Configure vector similarity metrics: Determine whether to use cosine similarity, Euclidean distance, or other metrics based on your embedding space characteristics.
Establish threshold policies: Set initial similarity thresholds conservatively and refine based on performance data. Different query categories may require different thresholds.
Implement a layered approach:
- First check for exact matches (traditional cache)
- Then check for high-confidence semantic matches
- Finally fallback to LLM processing
Design for cache maintenance:
- Implement time-based expiration for domains with changing information
- Create pruning strategies for least-recently or least-frequently used entries
- Consider periodic re-embedding if embedding models are updated
Monitor and measure:
- Track semantic hit rates separately from exact matches
- Measure false positive rates (inappropriate matches)
- Evaluate latency improvements and cost savings
Handle edge cases:
- Develop strategies for queries containing time-sensitive elements
- Create bypass mechanisms for queries requiring fresh information
- Implement user feedback loops to identify problematic cache hits

Code Examples

To do...

Variations

Hybrid Exact-Semantic Caching: Combines traditional exact-match caching with semantic caching to get the best of both worlds - the speed of exact matching when available and the flexibility of semantic matching when needed.

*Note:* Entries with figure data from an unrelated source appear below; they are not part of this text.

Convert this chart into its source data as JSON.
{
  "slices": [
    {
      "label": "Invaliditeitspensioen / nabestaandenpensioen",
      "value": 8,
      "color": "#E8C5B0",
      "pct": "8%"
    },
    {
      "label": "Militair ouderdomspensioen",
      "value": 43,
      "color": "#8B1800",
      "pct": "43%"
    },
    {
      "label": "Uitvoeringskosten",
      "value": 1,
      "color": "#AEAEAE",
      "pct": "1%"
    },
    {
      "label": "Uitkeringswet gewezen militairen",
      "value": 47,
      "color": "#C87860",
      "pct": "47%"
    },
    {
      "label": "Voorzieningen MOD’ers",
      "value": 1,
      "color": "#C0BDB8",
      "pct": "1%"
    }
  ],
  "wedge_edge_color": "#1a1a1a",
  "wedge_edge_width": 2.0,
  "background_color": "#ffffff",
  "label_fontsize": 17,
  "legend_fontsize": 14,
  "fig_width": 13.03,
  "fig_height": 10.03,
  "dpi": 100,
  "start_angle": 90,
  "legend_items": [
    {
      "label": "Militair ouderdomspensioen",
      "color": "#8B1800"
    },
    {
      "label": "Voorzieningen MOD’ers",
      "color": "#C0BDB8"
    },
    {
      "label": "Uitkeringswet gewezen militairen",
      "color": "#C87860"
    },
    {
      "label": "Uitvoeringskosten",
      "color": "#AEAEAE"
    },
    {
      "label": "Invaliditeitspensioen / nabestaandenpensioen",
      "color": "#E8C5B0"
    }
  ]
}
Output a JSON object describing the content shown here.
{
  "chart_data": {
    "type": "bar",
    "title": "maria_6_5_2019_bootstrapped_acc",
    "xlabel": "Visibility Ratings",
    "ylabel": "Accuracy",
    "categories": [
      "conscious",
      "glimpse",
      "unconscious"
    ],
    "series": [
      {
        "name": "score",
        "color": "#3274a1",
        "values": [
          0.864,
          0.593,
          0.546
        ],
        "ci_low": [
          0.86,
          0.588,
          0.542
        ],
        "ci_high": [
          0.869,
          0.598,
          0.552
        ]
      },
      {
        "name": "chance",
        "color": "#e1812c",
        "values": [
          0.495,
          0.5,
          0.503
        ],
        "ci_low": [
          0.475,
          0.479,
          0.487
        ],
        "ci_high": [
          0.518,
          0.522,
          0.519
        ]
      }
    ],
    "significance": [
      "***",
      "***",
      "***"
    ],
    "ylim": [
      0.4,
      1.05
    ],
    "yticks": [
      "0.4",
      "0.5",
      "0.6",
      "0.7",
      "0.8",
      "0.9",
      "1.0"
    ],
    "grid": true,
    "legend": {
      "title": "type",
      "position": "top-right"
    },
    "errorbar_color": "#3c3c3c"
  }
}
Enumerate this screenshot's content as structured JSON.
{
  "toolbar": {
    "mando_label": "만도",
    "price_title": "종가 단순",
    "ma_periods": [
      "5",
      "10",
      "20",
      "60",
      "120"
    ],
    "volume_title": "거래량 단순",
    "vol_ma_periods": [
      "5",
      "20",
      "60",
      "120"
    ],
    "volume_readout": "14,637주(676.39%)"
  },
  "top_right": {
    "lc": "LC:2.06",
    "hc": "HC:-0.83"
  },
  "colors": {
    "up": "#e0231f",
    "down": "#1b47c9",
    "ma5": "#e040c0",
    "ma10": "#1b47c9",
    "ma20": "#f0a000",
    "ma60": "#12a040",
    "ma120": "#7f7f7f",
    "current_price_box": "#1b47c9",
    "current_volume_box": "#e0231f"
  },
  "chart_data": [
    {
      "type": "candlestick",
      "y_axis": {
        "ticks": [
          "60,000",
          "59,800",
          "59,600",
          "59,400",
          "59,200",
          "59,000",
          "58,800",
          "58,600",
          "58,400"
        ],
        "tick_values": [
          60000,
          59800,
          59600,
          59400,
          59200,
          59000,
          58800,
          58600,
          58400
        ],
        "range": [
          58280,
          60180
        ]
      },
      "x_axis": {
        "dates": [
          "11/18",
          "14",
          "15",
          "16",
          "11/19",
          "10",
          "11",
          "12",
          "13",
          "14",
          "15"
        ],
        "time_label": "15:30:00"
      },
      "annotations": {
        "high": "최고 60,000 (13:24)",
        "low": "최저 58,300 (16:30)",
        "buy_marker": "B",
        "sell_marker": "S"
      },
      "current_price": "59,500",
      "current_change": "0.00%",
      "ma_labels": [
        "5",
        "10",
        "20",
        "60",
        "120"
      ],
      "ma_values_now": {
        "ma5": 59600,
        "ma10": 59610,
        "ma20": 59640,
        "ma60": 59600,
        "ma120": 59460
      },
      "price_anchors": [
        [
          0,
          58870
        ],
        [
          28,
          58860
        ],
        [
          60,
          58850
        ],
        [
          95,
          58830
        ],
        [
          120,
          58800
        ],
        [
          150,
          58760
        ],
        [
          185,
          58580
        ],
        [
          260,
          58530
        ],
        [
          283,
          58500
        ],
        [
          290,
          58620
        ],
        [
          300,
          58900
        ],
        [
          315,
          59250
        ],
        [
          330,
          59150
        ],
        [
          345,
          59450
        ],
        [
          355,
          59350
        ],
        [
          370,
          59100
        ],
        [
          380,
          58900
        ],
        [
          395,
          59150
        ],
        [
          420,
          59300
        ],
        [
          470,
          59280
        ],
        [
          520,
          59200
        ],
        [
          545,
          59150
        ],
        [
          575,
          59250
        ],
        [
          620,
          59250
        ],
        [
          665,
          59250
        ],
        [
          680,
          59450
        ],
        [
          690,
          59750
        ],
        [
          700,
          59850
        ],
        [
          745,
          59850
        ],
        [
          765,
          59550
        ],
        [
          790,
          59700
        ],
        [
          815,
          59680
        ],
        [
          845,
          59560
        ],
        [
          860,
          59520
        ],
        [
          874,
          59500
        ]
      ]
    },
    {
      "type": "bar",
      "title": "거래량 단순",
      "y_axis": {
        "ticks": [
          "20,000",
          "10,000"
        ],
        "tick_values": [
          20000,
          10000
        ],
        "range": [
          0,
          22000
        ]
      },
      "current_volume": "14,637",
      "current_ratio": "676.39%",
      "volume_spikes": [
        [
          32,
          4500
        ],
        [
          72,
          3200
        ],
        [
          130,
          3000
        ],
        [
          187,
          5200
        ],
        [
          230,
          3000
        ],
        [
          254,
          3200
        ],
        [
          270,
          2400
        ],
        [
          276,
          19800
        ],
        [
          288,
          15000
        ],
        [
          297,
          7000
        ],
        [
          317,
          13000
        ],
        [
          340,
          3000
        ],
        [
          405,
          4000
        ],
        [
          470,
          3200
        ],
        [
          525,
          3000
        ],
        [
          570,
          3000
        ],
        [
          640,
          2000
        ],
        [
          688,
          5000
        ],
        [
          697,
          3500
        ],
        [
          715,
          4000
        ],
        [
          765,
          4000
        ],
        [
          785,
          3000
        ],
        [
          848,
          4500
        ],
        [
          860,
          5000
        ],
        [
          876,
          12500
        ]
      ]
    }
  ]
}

Hierarchical Similarity Thresholds: Implements multiple tiers of similarity thresholds with different confidence levels, potentially requiring human verification for lower-confidence matches.

Query Normalization: Pre-processes queries to normalize formatting, spelling, and structure before embedding to improve match likelihood.

Context-Aware Caching: Incorporates conversation context or user profile information as part of the cache key to provide personalized cached responses.

Generative Cache Augmentation: Instead of directly returning cached responses, uses them as context for a lightweight model to generate tailored responses, blending caching with generation.

Real-World Examples

Customer Support Systems: Support platforms use semantic caching to quickly retrieve answers to common questions phrased in various ways, reducing response time and agent workload.
Enterprise Search Applications: Knowledge management systems implement semantic caching to speed up frequently searched concepts across different syntactic formulations.
AI Assistants: Virtual assistants employ semantic caching to maintain responsiveness when handling repetitive queries about weather, factual information, or recommendations.
Educational Platforms: Learning systems cache explanations and examples for similar educational queries, ensuring consistent quality while reducing processing requirements.

Related Patterns

Retrieval-Augmented Generation (RAG): Often combined with Semantic Caching, where cache misses trigger retrieval operations and the results are then cached for future similar queries.
Complexity-Based Routing: Works alongside Semantic Caching, where simple queries might be served from cache while complex ones go to more powerful models.
Fallback Chains: Semantic Caching can be implemented as the first step in a fallback chain, with LLM processing as a fallback when cache misses occur.
Episodic Memory: Complements Semantic Caching by maintaining conversation history that can inform cache matching decisions with additional context.
Dynamic Prompt Engineering: Can be applied to cache misses, optimizing the prompt before sending it to the underlying model.